Here is an explanation of different eye doctors and their role in vision care for children. Including ophthalmologists, orthoptists, optometrists and behavioural optometrists.
Sometimes I take it for granted that I have a reasonably thorough understanding of the ins and outs of eye care for kids. Before entering the world of vision and eye care, I thought an optometrist covered it all. However, after spending 8 years traipsing from one eye appointment to another for Dane, our family has a pretty good knowledge of who does what when it comes to eyes. But if you’re just starting out in this world, you might be finding things a little confusing. Our eyes are ridiculously intricate and complex and so of course they require more than one type of doctor. While you won’t see all of these doctors at once, you may see them throughout your journey, so here is a list of different eye doctors we think you should be familiar with.
An optometrist is the first point of call for many people when they think they need glasses or are having troubles with their vision. All optometrists in Australia are degree qualified and must be registered with the Optometry Board of Australia. They can check your eyes, look and spot damage, prescribe glasses, contact lenses and treat certain problems like conjunctivitis, glaucoma, macular degeneration or allergies.
Some optometrists have particular areas of interest. These can include paediatric, geriatric, low vision, sports vision, colour vision and contact lenses.
For more information on optometrists in Australia, you can visit Optometry Australia.
A behavioural optometrist is someone you might see if your child has myopia (short-sightedness or amblyopia (a lazy eye). They work with patients in relation to how the eye is working for things like reading, writing, working on computers and ensure the eye is working comfortably. They assess and manage things like vision perception, processing, and performance of the eye. Typically, behavioural optometrist have a special interest in children’s vision, patients with learning difficulties, traumatic brain injury, binocular vision dysfunction, and visual skills for sport.
For more information on behavioural optometrists in Australia and New Zealand, you can visit ACBO.
Orthoptists often work alongside or allied with ophthalmologists, although some practice independently. Degree qualified, orthoptists are involved in the care of patients with eye disease such as cataracts, glaucoma, diabetic eye disease, age related macular degeneration, systemic or neurological vision disorders and low vision. They specialise in the assessment, diagnosis and non-surgical management of eye disorders.
For more information on orthoptists, see Orthoptics Australia.

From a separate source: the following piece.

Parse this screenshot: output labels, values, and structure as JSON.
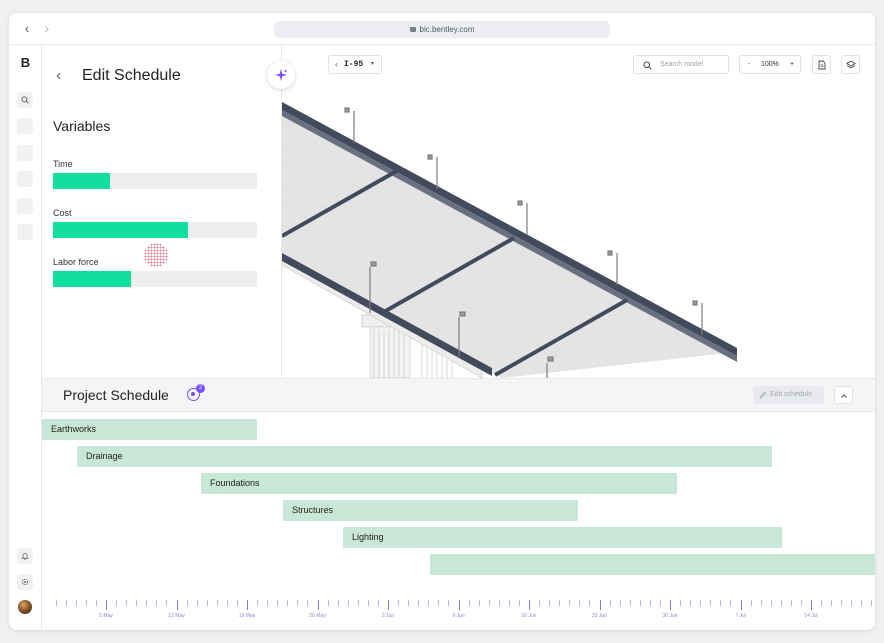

An ophthalmologist is a medical doctor, who has gone to medical school, become a doctor and then specialised in Ophthalmology. They can perform comprehensive eye exams but mainly you will be seeing them if your child requires eye surgery. They practice both medicine and surgery and are the only doctors you will see for laser and surgical eye problems.
For more information on ophthalmologists, see RANZCO.
While your child may just refer to them all as eye doctors, I find it’s always good to go into a new appointment prepared and knowing at least a little bit about what type of doctor and meeting you are going into.
Remember all these different doctors are still human, and if you don’t mesh with one, or think you need a second opinion, it never hurts to find one that works for you and your child. Needing vision help means you could be starting a lifelong relationship with these doctors so don’t be afraid to take the time in finding a great fit.